Generalization of the van der Pauw relationship derived from electrostatics

In an earlier paper, this author, along with two others Weiss et al. (2008) [1], demonstrated that the original van der Pauw relationship could be derived from three-dimensional electrostatics, as opposed to van der Pauw’s use of conformal mapping. The earlier derivation was done for a conducting material of rectangular cross section with contacts placed at the corners. Presented here is a generalization of the previous work involving a square sample and a square array of electrodes that are not confined to the corners, since this measurement configuration could be a more convenient one. As in the previous work, the effects of non-zero sample thickness and contact size have been investigated. Buehler and Thurber derived a similar relationship using an infinite series of current images on a large and thin conducting sheet to satisfy the conditions at the boundary of the sample. The results presented here agree with theirs numerically, but analytic agreement could not be shown using any of the perused mathematical literature. By simply equating the two solutions, it appears that, as a byproduct of this work, a new mathematical relationship has been uncovered.

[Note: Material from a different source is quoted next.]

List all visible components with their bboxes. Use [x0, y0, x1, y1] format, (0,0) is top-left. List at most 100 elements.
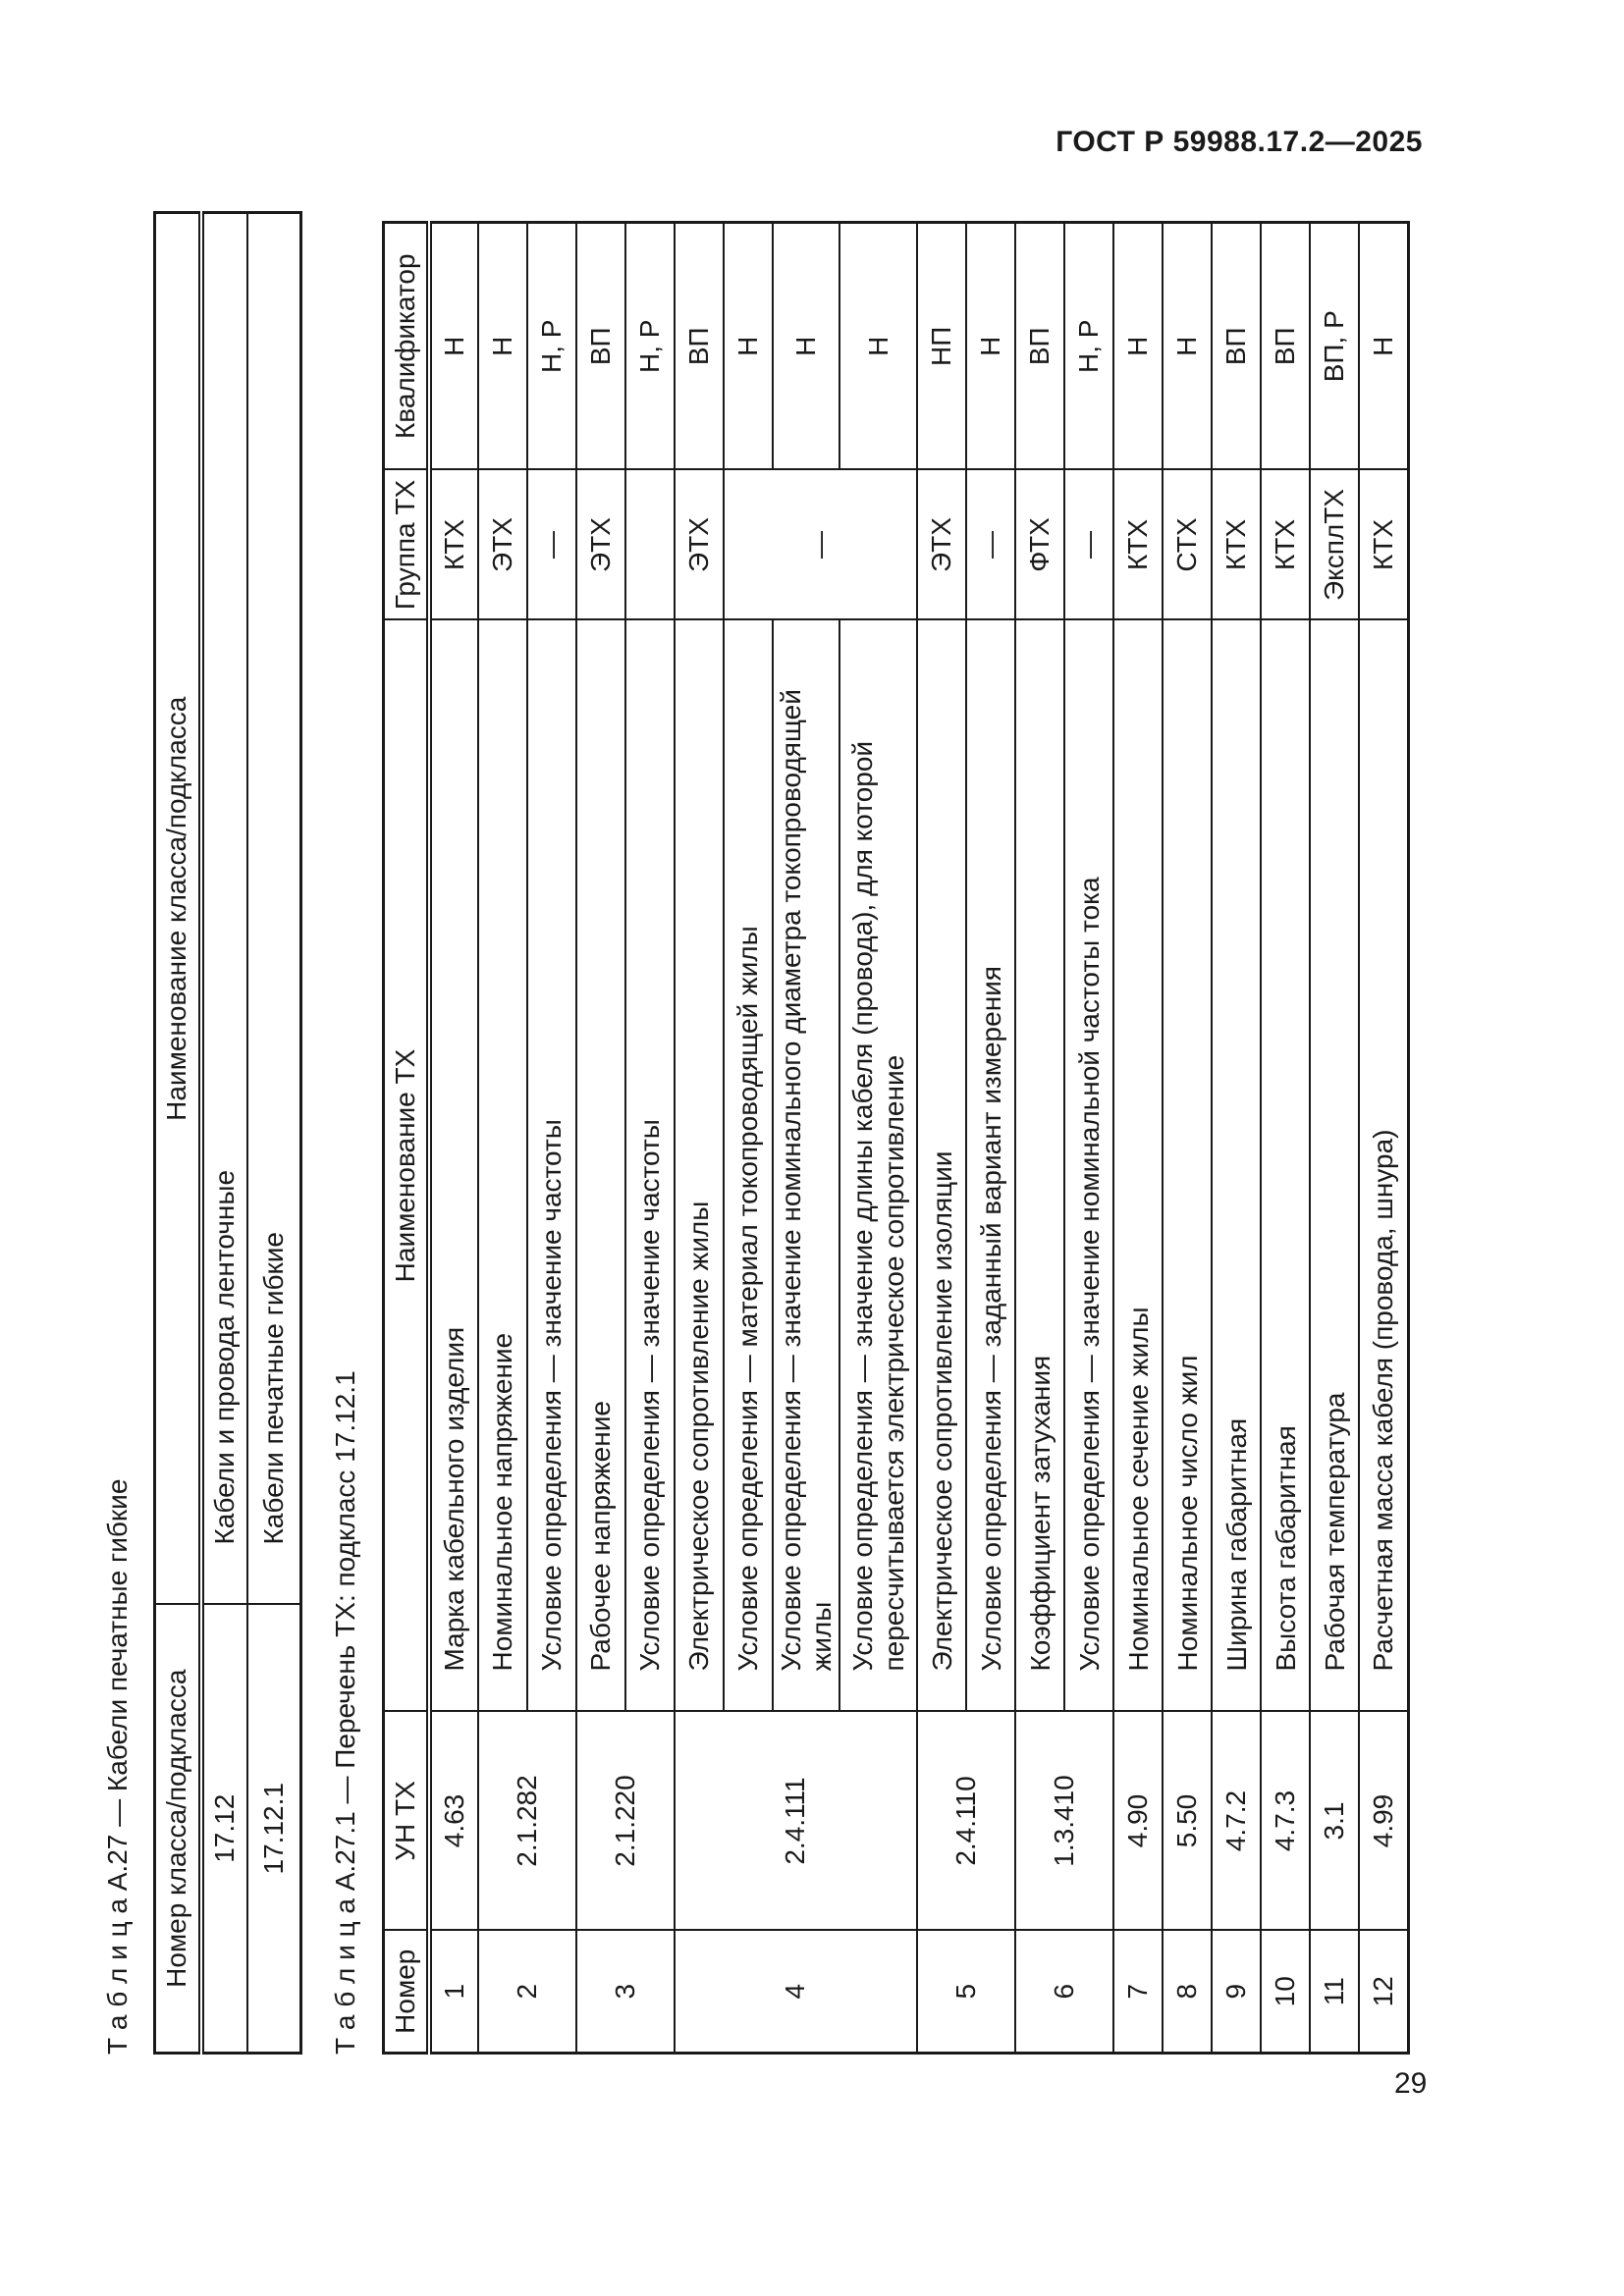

Finally, the application of this methodology to the Hall Effect is discussed.

► A van der Pauw result is presented for an electrode array smaller than the sample. ► The consequences of this modified arrangement are presented. ► Its disadvantages relative to the original van der Pauw arrangement are discussed. ► As a consequence of this work, a new mathematical relationship has been uncovered. ► This electrostatics technique can be applied to the calculation of the Hall voltage.